Während die Konzeptionierung und Konkretisierung von technischen Artefakten als analog zur Literatur beschrieben wurde, um ihre fiktionale Natur zu unterstreichen, überschreitet die eben ausgeführte Kontextualisierung weitgehend diese Analogie; hier geht es nun direkt um sprachlich codierte Fiktionen. Dabei ist noch herauszuarbeiten, wie der Übergang von der modellhaften Repräsentation geplanter Artefakte zur sprachlichen Fassung ihrer gesellschaftlichen Implikationen geschieht. Daneben stellen sich eine Vielzahl weiterer spannender und wichtiger Fragen, beispielsweise: Wer sind die Autoren der entsprechenden technisch-gesellschaftlichen Fiktionen bzw. wer sollte legitimerweise Teil dieses Autorenkollektivs sein? Wie sollten die entsprechenden Diskurse geführt werden, in einem Spektrum, das aufgespannt wird zwischen radikaler technischer Utopie und Dystopie? In welchen größeren gesellschaftlichen Narrativen sind die konkreten Diskurse eingebettet11 und sind diese bekannt oder müssen sie noch expliziert und ggf. kritisiert werden?

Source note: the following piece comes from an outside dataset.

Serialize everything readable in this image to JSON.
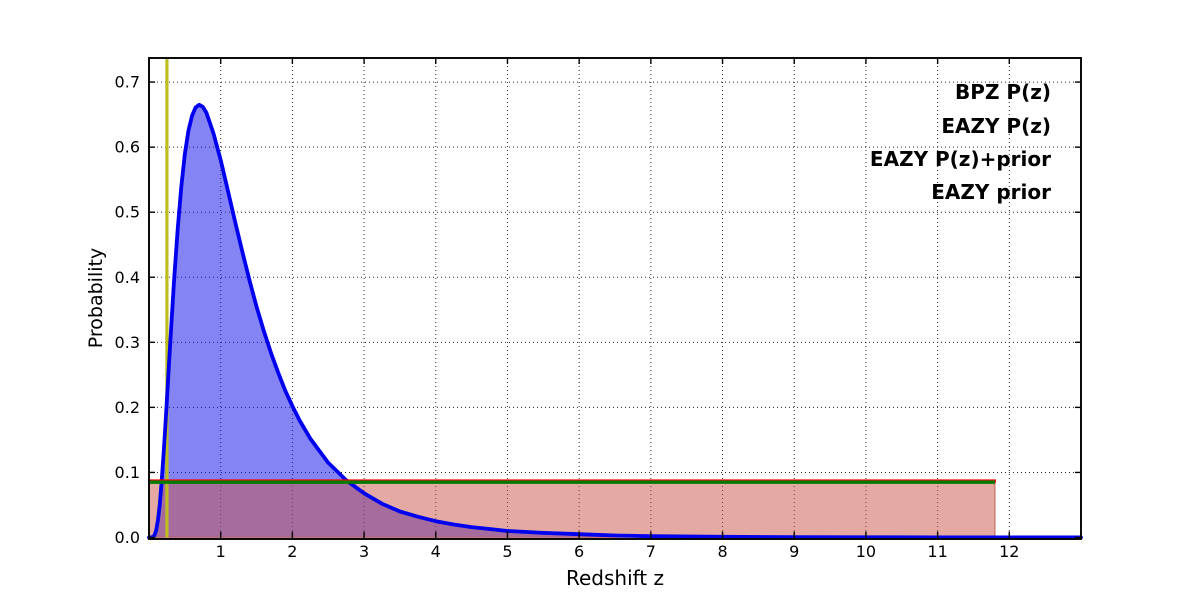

Damit wird deutlich, wo sich der präsentierte Ansatz und die Technikethik berühren. Die aufgeworfenen Fragen können nur in einer engen Zusammenarbeit zwischen Technik-, Geistes- und Gesellschaftswissenschaften beantwortet werden. Für eine abgrenzbare, verwendbare und kritisierbare Theorie technischer Fiktionen müssen zudem die hier noch ungenau verwendeten Begrifflichkeiten und Konzepte weiter präzisiert werden. Ziel dieses Beitrages war es, eine erste Skizze einer solchen Theorie zu liefern und ihr Potential aufzuzeigen.


  1. Vgl. Peter Sloterdijk, Weltfremdheit (Frankfurt am Main: Suhrkamp Verlag, 1993), 294. Hinweise auf die weiteren genannten Formulierungen finden sich ebenfalls dort.

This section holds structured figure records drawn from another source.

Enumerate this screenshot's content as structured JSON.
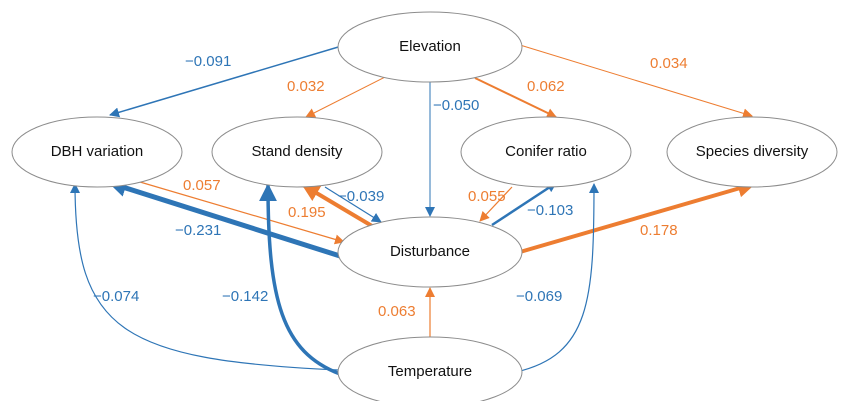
{
  "nodes": [
    {
      "label": "Elevation"
    },
    {
      "label": "DBH variation"
    },
    {
      "label": "Stand density"
    },
    {
      "label": "Conifer ratio"
    },
    {
      "label": "Species diversity"
    },
    {
      "label": "Disturbance"
    },
    {
      "label": "Temperature"
    }
  ],
  "edges": [
    {
      "label": "−0.091"
    },
    {
      "label": "0.032"
    },
    {
      "label": "−0.050"
    },
    {
      "label": "0.062"
    },
    {
      "label": "0.034"
    },
    {
      "label": "0.057"
    },
    {
      "label": "−0.231"
    },
    {
      "label": "0.195"
    },
    {
      "label": "−0.039"
    },
    {
      "label": "0.055"
    },
    {
      "label": "−0.103"
    },
    {
      "label": "0.178"
    },
    {
      "label": "0.063"
    },
    {
      "label": "−0.074"
    },
    {
      "label": "−0.142"
    },
    {
      "label": "−0.069"
    }
  ]
}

  2. Andere spannende Berührungspunkte, wie die mit Hans Vaihinger, Philosophie des Als Ob (online verfügbar unter https://archive.org/details/DiePhilosophieDesAlsOb, aufgerufen: 26. September 2015) und Jean Baudrillard, Simulacra and Simulation (Ann Arbor: The University of Michigan Press, 1993), können hier nicht weiter verfolgt werden.
  3. Vgl. z. B. Günter Ropohl, Technologische Aufklärung (Frankfurt am Main: Suhrkamp Verlag, 1999), 38.

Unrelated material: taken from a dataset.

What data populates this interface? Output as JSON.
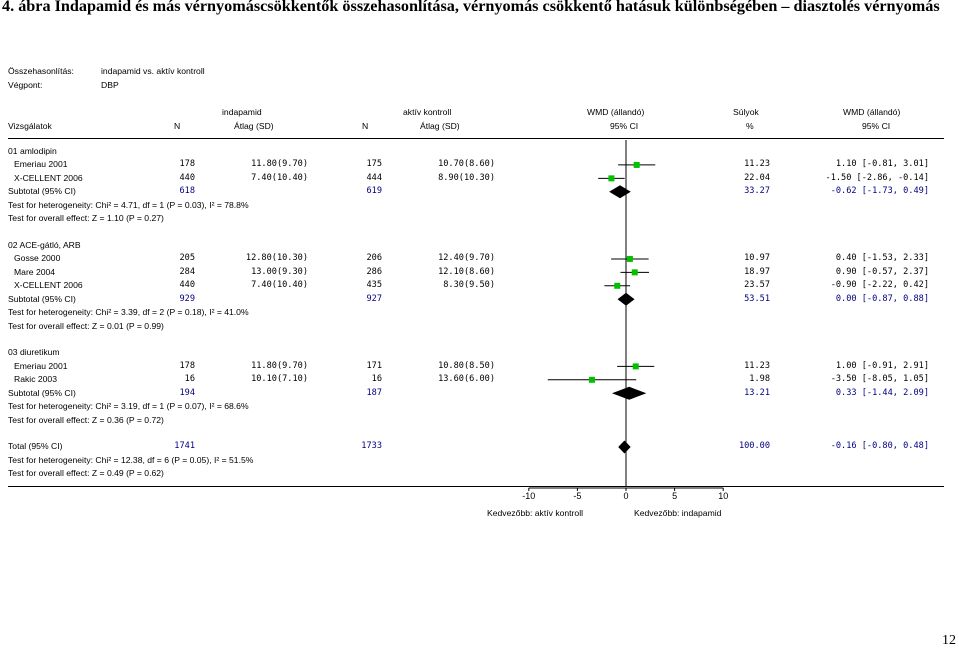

  4. Robert Musil, Der Mann ohne Eigenschaften, Kapitel 4, http://gutenberg.spiegel.de/buch/der-mann-ohne-eigenschaften-erstes-buch-7588/5 (aufgerufen: 26. September 2015).
  5. Walter Vincenti, What Engineers Know and How They Know It (Baltimore: The Johns Hopkins University Press, 1990), 241–257. Ähnliche Überlegungen finden sich in Abbott P. Usher, A History of Mechanical Invention (New York: Dover Publications, 1988), 69, 72, 117, und Brain W. Arthur, The Nature of Technology (New York: Free Press, 2009).
  6. Albrecht Koschorke, Wahrheit und Erfindung (Frankfurt am Main: S. Fischer Verlag, 2012), 214.
  7. Vgl. z. B. Kathryn Henderson, On Line and on Paper (Cambridge: The MIT Press, 1999).
  8. Roman Frigg und Stephan Hartmann, Models in Science, in: Edward N. Zalta (ed.), The Stanford Encyclopedia of Philosophy, Fall 2012 Edition, http://plato.stanford.edu/archives/fall2012/entries/models-science (aufgerufen: 26. September 2015).
  9. Roman Frigg, Models and Fiction, Synthese 172, no. 2 (2010), 251–268.
  10. Don Ihde, From da Vinci to CAD and Beyond, Synthese 168, no. 3 (2009), 453–467.
  11. Zum Begriff des Narratives und den darin verkörperten Machtstrukturen vgl. Albrecht Koschorke, 247, 293.